In many ways, Ozias Humphry (1742–1810) was Meyer’s diametric opposite, both as an artist and a person. Colouration initially played a greater role in his work than line, a result of Humphry’s equal interest in oils and pastels. His blonde, warm tones have often been taken as an indication of a close relationship to pastels as an art form. For a while, it seemed as if Humphry would entirely abandon portrait miniatures; however, after an extended study trip to Italy he chose to concentrate on the form due to its better financial rewards. The striking portrait of Suliman Aga Le Luna, who visited London as a representative of the Regency of Tripoli, was painted in 1782 as a commission for Mary Bruce, Duchess of Richmond. This visit from afar was in connection with the British Government’s efforts to curtail the effects of piracy on their Mediterranean fleet. Two years later, Humphry travelled to India in the hope of earning considerable sums from painting portraits of maharajahs, but the trip proved to be a disappointment. On his return in 1787, his failing sight finally culminated in blindness, putting a premature end to his career.

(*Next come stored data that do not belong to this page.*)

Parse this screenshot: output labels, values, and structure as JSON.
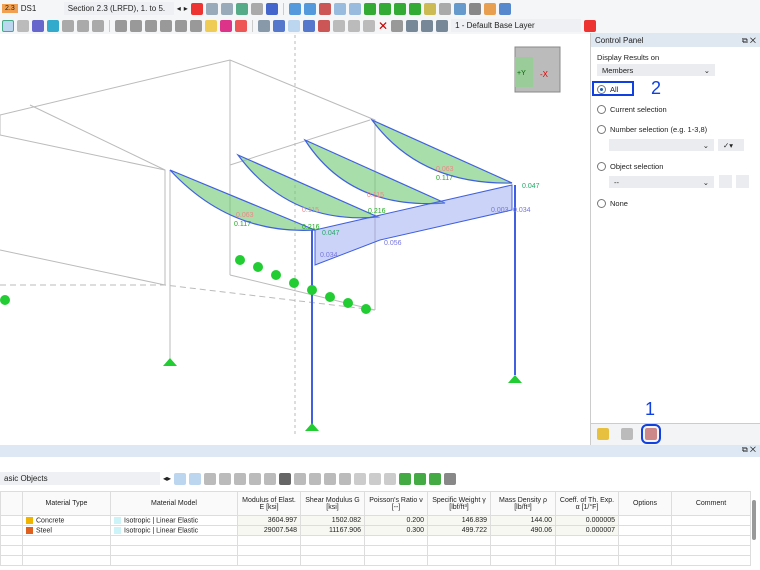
{
  "toolbar": {
    "badge": "2.3",
    "design_situation": "DS1",
    "combo": "Section 2.3 (LRFD), 1. to 5.",
    "layer": "1 - Default Base Layer"
  },
  "viewport": {
    "labels": {
      "l1": "0.063",
      "l2": "0.117",
      "l3": "0.115",
      "l4": "0.216",
      "l5": "0.115",
      "l6": "0.216",
      "l7": "0.063",
      "l8": "0.117",
      "l9": "0.047",
      "l10": "0.047",
      "l11": "0.034",
      "l12": "0.056",
      "l13": "0.003",
      "l14": "0.034"
    },
    "cube_labels": {
      "y": "+Y",
      "x": "-X"
    }
  },
  "control_panel": {
    "title": "Control Panel",
    "display_label": "Display Results on",
    "display_value": "Members",
    "options": [
      "All",
      "Current selection",
      "Number selection (e.g. 1-3,8)",
      "Object selection",
      "None"
    ],
    "object_sel_value": "--",
    "selected": "All",
    "callout_2": "2",
    "callout_1": "1"
  },
  "bottom": {
    "filter": "asic Objects",
    "columns": [
      "Material Type",
      "Material Model",
      "Modulus of Elast. E [ksi]",
      "Shear Modulus G [ksi]",
      "Poisson's Ratio ν [--]",
      "Specific Weight γ [lbf/ft³]",
      "Mass Density ρ [lb/ft³]",
      "Coeff. of Th. Exp. α [1/°F]",
      "Options",
      "Comment"
    ],
    "rows": [
      {
        "type": "Concrete",
        "color": "#f0b400",
        "model": "Isotropic | Linear Elastic",
        "E": "3604.997",
        "G": "1502.082",
        "nu": "0.200",
        "gamma": "146.839",
        "rho": "144.00",
        "alpha": "0.000005"
      },
      {
        "type": "Steel",
        "color": "#e06020",
        "model": "Isotropic | Linear Elastic",
        "E": "29007.548",
        "G": "11167.906",
        "nu": "0.300",
        "gamma": "499.722",
        "rho": "490.06",
        "alpha": "0.000007"
      }
    ]
  }
}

John Cox Dillman Engleheart (1784–1862) was the nephew and apprentice of the more famous miniaturist George Engleheart. He first worked for his uncle, earning a living copying the older man’s works. In contrast to George Engleheart’s distinctive draughtsmanship, which distanced portrait miniatures from oil paintings, John developed a more refined technique, toning down visible brush strokes and using warmer colours. The recently acquired group portrait, probably of one the artist’s brothers-in-law with family, is testimony to John Engleheart’s own fine painting technique. Here, the artist has expended just as much energy in capturing the faces of the models as the inlays on the canapé. Painted in the 1820s, this large-scale portrait miniature of the Barker family demonstrates that, at that time, the art form had ambitions to measure itself against oil painting, both in terms of format and area.